C’est à l’ensemble de ces enjeux que ce numéro s’est intéressé, en proposant d’étudier ce mode d’expression et de représentation qu’est le dessin de presse ou de bande dessinée, en tant que témoin de périodes troublées : celles des guerres et des dictatures en Espagne et en Argentine depuis la fin du xixe siècle. Outre les guerres civiles de la deuxième moitié du xixe et du xxe siècle (la Révolution de 1880 en Argentine, la troisième guerre carliste de 1872 à 1876 et la guerre civile de 1936 à 1939 pour l’Espagne), les deux pays participèrent également à des conflits internationaux, telle la guerre de 1898 qui opposa l’Espagne aux États-Unis ou, plus proche de nous, la guerre des Malouines en 1982 entre l’Argentine et la Grande-Bretagne. Ce siècle fut également marqué par les régimes autoritaires dans ces deux pays. L’on pense, bien évidemment, aux six coups d’État qui se sont succédé en Argentine en 1930, 1943, 1955, 1962, 1966 et 1976, et à l’instauration de régimes militaires dont le pouvoir reposait sur la répression et la violence, à l’instar du terrorisme d’État mis en œuvre sous le “Processus de réorganisation nationale”, avec son lot tragique de disparus. L’imposition de diverses formes de répression et de censure, caractéristiques des périodes de guerre et des régimes autoritaires, configurait en effet un cadre particulier, où les limites imposées à la liberté d’expression impliquaient une adaptation de la part des dessinatrices et des dessinateurs et, pour ceux et celles qui souhaitaient adopter une attitude critique, prendre la plume avec prudence et courage. En effet, si nous restons sur le cas espagnol, analysé en l’occurrence par Elisa Chuliá, le contrôle des moyens de communication sous le franquisme, destiné à orienter et museler les discours et l’opinion, s’est maintenu sous une forme autant “directive” que “réactive” jusqu’en 1966, date à laquelle la Ley de Prensa abandonnait la censure préventive sans que le pouvoir renonce pour autant à la surveillance répressive des publications.

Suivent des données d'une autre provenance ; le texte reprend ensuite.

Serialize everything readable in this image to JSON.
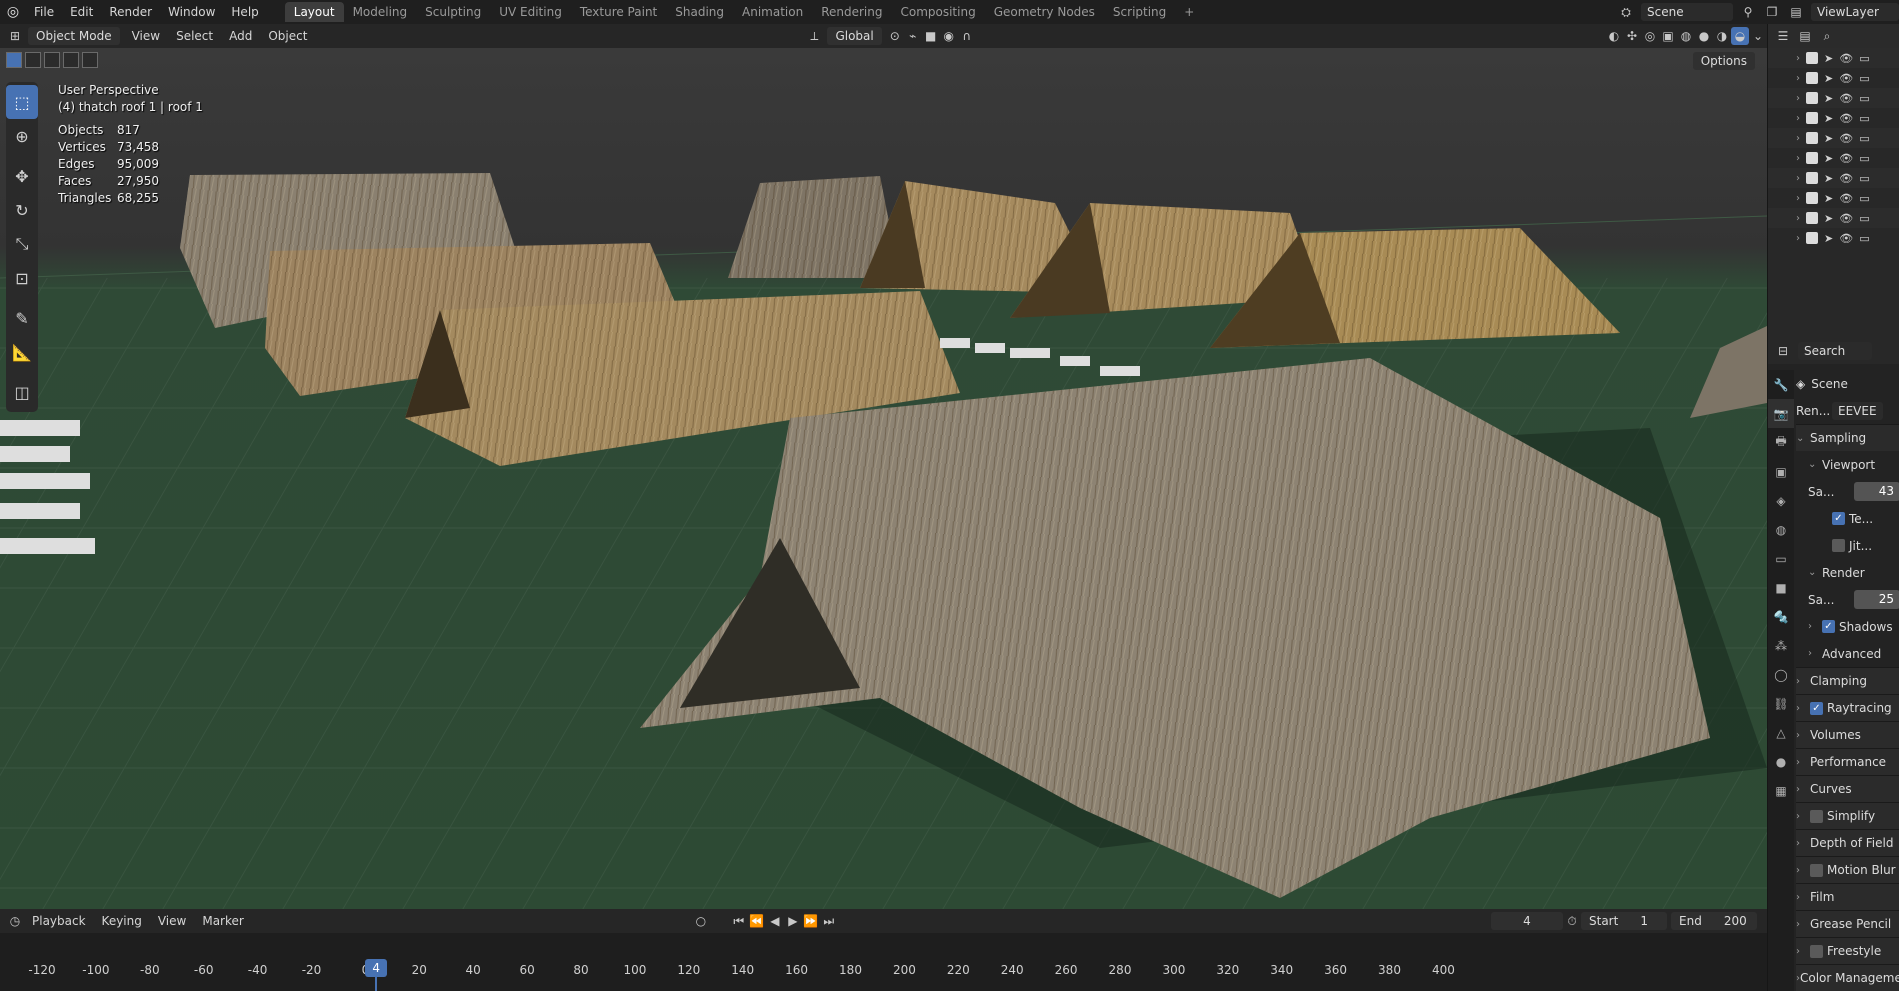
{
  "menu": {
    "items": [
      "File",
      "Edit",
      "Render",
      "Window",
      "Help"
    ],
    "workspaces": [
      "Layout",
      "Modeling",
      "Sculpting",
      "UV Editing",
      "Texture Paint",
      "Shading",
      "Animation",
      "Rendering",
      "Compositing",
      "Geometry Nodes",
      "Scripting"
    ],
    "active_workspace": "Layout",
    "add_tab": "+",
    "scene": "Scene",
    "view_layer": "ViewLayer"
  },
  "viewport_header": {
    "mode": "Object Mode",
    "menus": [
      "View",
      "Select",
      "Add",
      "Object"
    ],
    "orientation": "Global",
    "options": "Options"
  },
  "overlay": {
    "perspective": "User Perspective",
    "context": "(4) thatch roof 1 | roof 1",
    "stats": [
      {
        "label": "Objects",
        "value": "817"
      },
      {
        "label": "Vertices",
        "value": "73,458"
      },
      {
        "label": "Edges",
        "value": "95,009"
      },
      {
        "label": "Faces",
        "value": "27,950"
      },
      {
        "label": "Triangles",
        "value": "68,255"
      }
    ]
  },
  "toolbar": {
    "tools": [
      "select-box-tool",
      "cursor-tool",
      "move-tool",
      "rotate-tool",
      "scale-tool",
      "transform-tool",
      "annotate-tool",
      "measure-tool",
      "add-cube-tool"
    ]
  },
  "timeline": {
    "menus": [
      "Playback",
      "Keying",
      "View",
      "Marker"
    ],
    "current_frame": "4",
    "start_label": "Start",
    "start": "1",
    "end_label": "End",
    "end": "200",
    "ticks": [
      "-120",
      "-100",
      "-80",
      "-60",
      "-40",
      "-20",
      "0",
      "20",
      "40",
      "60",
      "80",
      "100",
      "120",
      "140",
      "160",
      "180",
      "200",
      "220",
      "240",
      "260",
      "280",
      "300",
      "320",
      "340",
      "360",
      "380",
      "400"
    ]
  },
  "properties": {
    "search_placeholder": "Search",
    "scene_label": "Scene",
    "render_engine_label": "Ren...",
    "render_engine": "EEVEE",
    "sampling": "Sampling",
    "viewport": "Viewport",
    "viewport_samples_label": "Sa...",
    "viewport_samples": "43",
    "temporal_reprojection": "Te...",
    "jitter": "Jit...",
    "render": "Render",
    "render_samples_label": "Sa...",
    "render_samples": "25",
    "shadows": "Shadows",
    "advanced": "Advanced",
    "clamping": "Clamping",
    "raytracing": "Raytracing",
    "volumes": "Volumes",
    "performance": "Performance",
    "curves": "Curves",
    "simplify": "Simplify",
    "depth_of_field": "Depth of Field",
    "motion_blur": "Motion Blur",
    "film": "Film",
    "grease_pencil": "Grease Pencil",
    "freestyle": "Freestyle",
    "color_management": "Color Management"
  },
  "colors": {
    "accent": "#4772b3",
    "ground": "#2d4a34",
    "thatch_light": "#b89b6a",
    "thatch_grey": "#8f8576"
  }
}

Les thématiques et les contextes d’études des articles retenus, expertisés suivant les critères d’évaluation académiques et universitaires par un comité scientifique, dont nous souhaitons remercier les membres ici, ainsi que ceux des recensions proposées, ont permis d’affiner la structuration de ce numéro bilingue. En effet, nous avons décidé, au regard des langues des articles reçus et afin de faciliter la diffusion et la compréhension du numéro, d’en proposer une version entièrement franco-espagnole. Il se divise en trois parties afin d’illustrer et de mettre en perspective le rôle du dessin comme témoin. Celles-ci portent, d’une part, sur la façon dont le dessin de presse et de bande dessinée représente les conflits de l’Espagne du xixe siècle puis comment il contribue à la diffusion de l’idéologie et de la propagande franquiste. D’autre part, elles mettent en avant la capacité du dessin à rendre compte des conséquences de la répression mise en œuvre par le dernier régime militaire argentin.

 

Dans une première partie, quatre articles proposent différentes études de cas, à partir de sources spécifiques et variées de dessins espagnols et argentins (dessin de presse, de bande dessinée, de revues pour enfants…). Céline Loué étudie les illustrations que la revue carliste La Ilustración Española y Americana, dans les années 1870, proposait à ses lectrices et à ses lecteurs afin de leur transmettre, de manière biaisée, des informations sur la troisième guerre carliste. Son article met en exergue le choix des illustrations parfois surprenant, car au-delà des convictions idéologiques carlistes assumées de la part de la revue, il montre qu’il relevait aussi d’autres logiques qui pouvaient être également prédominantes. José Manuel López Torán s’intéresse, quant à lui, à des discours sur des guerres élaborés en période dictatoriale. Son article porte sur la manière dont la revue Hazañas bélicas proposait en 1961 et 1962 à de jeunes lecteurs et lectrices de s’évader au moyen d’aventures fantaisistes, où Don Quichotte prenait part, d’une certaine manière, aussi bien à la Seconde Guerre mondiale qu’à la guerre de Corée. L’intertextualité et le symbole qu’incarne le personnage cervantin y sont analysés en lien avec l’évolution politique de la dictature franquiste. José Joaquín Rodríguez Moreno et Paula Sepúlveda Navarrete traitent de ces mêmes années en s’intéressant à un autre public spécifique : ils analysent la manière dont l’idéologie franquiste cherchait à façonner les identités féminines à travers l’étude des discours et des dessins de la Revista Femenina Sissi. Cette partie se clôt sur l’article de Marie Lorinquer-Hervé, afin de proposer une mise en perspective sur la capacité de témoignage du dessin au sujet d’une période dictatoriale. Pour cela, il prend pour objet d’étude le dernier régime militaire argentin, et adopte une grille d’analyse plus intimiste, pour mettre en lumière l’intrication entre l’héritage de cette dictature et les “récits de soi” élaborés dans les romans graphiques Notes de bas de page et La Flamme.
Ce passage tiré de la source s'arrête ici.